Ak pun melanjutkan langkah ku dengan lemas. Langkah pun terhenti tepat di depan pintu kamar ku. Aku membuka pintu –berwarna kuning muda- itu sambil menghela nafas dan dengan tangan yang tidak bertenaga. Aku duduk di depan meja rias –meskipun tidak pantas di sebut meja rias karena tidak ada satupun alat make up- yang terdapat di samping kasurku. Aku memandangi wajah ku yang terpantul pada cermin di depan ku. Kenapa harus aku yang mengalami hal seperti ini? Banyak gadis-gadis yang menginginkan hal seperti ini. Tapi, apa bagusnya, sih? Membosankan. Tiba-tiba, seseorang mengetuk pintu kamar. Pasti tukang rias sialan itu.
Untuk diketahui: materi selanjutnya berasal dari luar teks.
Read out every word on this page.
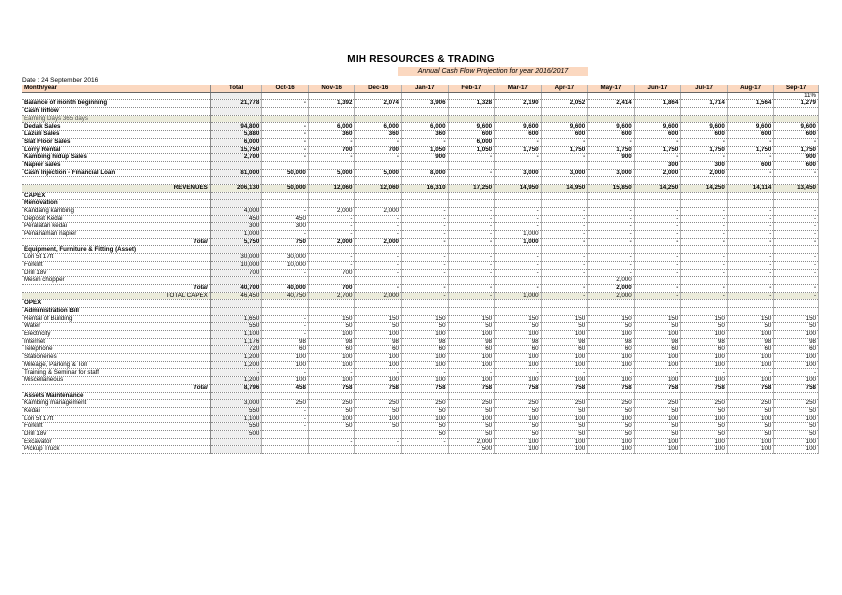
MIH RESOURCES & TRADING
Annual Cash Flow Projection for year 2016/2017
Date : 24 September 2016
Month/year	Total	Oct-16	Nov-16	Dec-16	Jan-17	Feb-17	Mar-17	Apr-17	May-17	Jun-17	Jul-17	Aug-17	Sep-17
													11%
Balance of month beginning	21,778	-	1,392	2,074	3,906	1,328	2,190	2,052	2,414	1,864	1,714	1,564	1,279
Cash Inflow													
Earning Days 365 days													
Dedak Sales	94,800	-	6,000	6,000	6,000	9,600	9,600	9,600	9,600	9,600	9,600	9,600	9,600
Lazuli Sales	5,880	-	360	360	360	600	600	600	600	600	600	600	600
Slat Floor Sales	6,000	-	-	-	-	6,000	-	-	-	-	-	-	-
Lorry Rental	15,750	-	700	700	1,050	1,050	1,750	1,750	1,750	1,750	1,750	1,750	1,750
Kambing hidup Sales	2,700	-	-	-	900	-	-	-	900	-	-	-	900
Napier sales										300	300	600	600
Cash Injection - Financial Loan	81,000	50,000	5,000	5,000	8,000	-	3,000	3,000	3,000	2,000	2,000	-	-

REVENUES	206,130	50,000	12,060	12,060	16,310	17,250	14,950	14,950	15,850	14,250	14,250	14,114	13,450
CAPEX													
Renovation													
Kandang kambing	4,000	-	2,000	2,000	-	-	-	-	-	-	-	-	-
Deposit Kedai	450	450	-	-	-	-	-	-	-	-	-	-	-
Peralatan kedai	300	300	-	-	-	-	-	-	-	-	-	-	-
Penanaman napier	1,000	-	-	-	-	-	1,000	-	-	-	-	-	-
Total	5,750	750	2,000	2,000	-	-	1,000	-	-	-	-	-	-
Equipment, Furniture & Fitting (Asset)													
Lori 5t 17ft	30,000	30,000	-	-	-	-	-	-	-	-	-	-	-
Forklift	10,000	10,000	-	-	-	-	-	-	-	-	-	-	-
Drill 18v	700	-	700	-	-	-	-	-	-	-	-	-	-
Mesin chopper									2,000				
Total	40,700	40,000	700	-	-	-	-	-	2,000	-	-	-	-
TOTAL CAPEX	46,450	40,750	2,700	2,000	-	-	1,000	-	2,000	-	-	-	-
OPEX													
Administration Bill													
Rental of Building	1,650	-	150	150	150	150	150	150	150	150	150	150	150
Water	550	-	50	50	50	50	50	50	50	50	50	50	50
Electricity	1,100	-	100	100	100	100	100	100	100	100	100	100	100
Internet	1,176	98	98	98	98	98	98	98	98	98	98	98	98
Telephone	720	60	60	60	60	60	60	60	60	60	60	60	60
Stationeries	1,200	100	100	100	100	100	100	100	100	100	100	100	100
Mileage, Parking & Toll	1,200	100	100	100	100	100	100	100	100	100	100	100	100
Training & Seminar for staff	-	-	-	-	-	-	-	-	-	-	-	-	-
Miscellaneous	1,200	100	100	100	100	100	100	100	100	100	100	100	100
Total	8,796	458	758	758	758	758	758	758	758	758	758	758	758
Assets Maintenance													
Kambing management	3,000	250	250	250	250	250	250	250	250	250	250	250	250
Kedai	550	-	50	50	50	50	50	50	50	50	50	50	50
Lori 5t 17ft	1,100	-	100	100	100	100	100	100	100	100	100	100	100
Forklift	550	-	50	50	50	50	50	50	50	50	50	50	50
Drill 18v	500				50	50	50	50	50	50	50	50	50
Excavator			-	-	-	2,000	100	100	100	100	100	100	100
Pickup Truck						500	100	100	100	100	100	100	100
"Ya, ya. Sebentar aku buka."

"Permisi nona. Aku diminta untuk-"

"Ya, aku tahu. Rias aku dengan cepat dan jangan buat aku Nampak seperti badut. Ingat itu! Kau tidak akan hidup tenang jika kau melakukan hal itu terhadapku."

"Baik, nona. Saya mengerti."

Wanita –menor dengan make up-make up nya itu langsung masuk ke dalam kamarku ku sambil menggandong tas – yang sepertinya- berisi alat-alat rias. Aku benci di rias! Aku pun pergi ke kamar mandi untuk mandi. Biasanya kalau aku sedang stress, aku selalu berendam dalam bath tub cukup lama untuk mendinginkan kepala ku. Tapi kali ini, disaat stress ku memuncak, aku tidak bisa mendinginkan kepalaku. Aku tidak punya banyak waktu untuk melakukan semua itu, karena wanita ber-make up tebal ini menungguku di luar untuk meriasku.

Akhirnya waktu ku untuk menjadi gadis yang sesungguhnya pun tiba. "Tutup matamu, nona." Wanita itu berkata. Aku pun mengikuti kata-katanya. Aku sungguh tidak mengerti aku hanya cukup diam dan menunggu hasilnya. Jika aku tidak puas, cukup pergi ke wastafel dan mencucinya dan meminta wanita ini untuk melakukan yang lebih baik.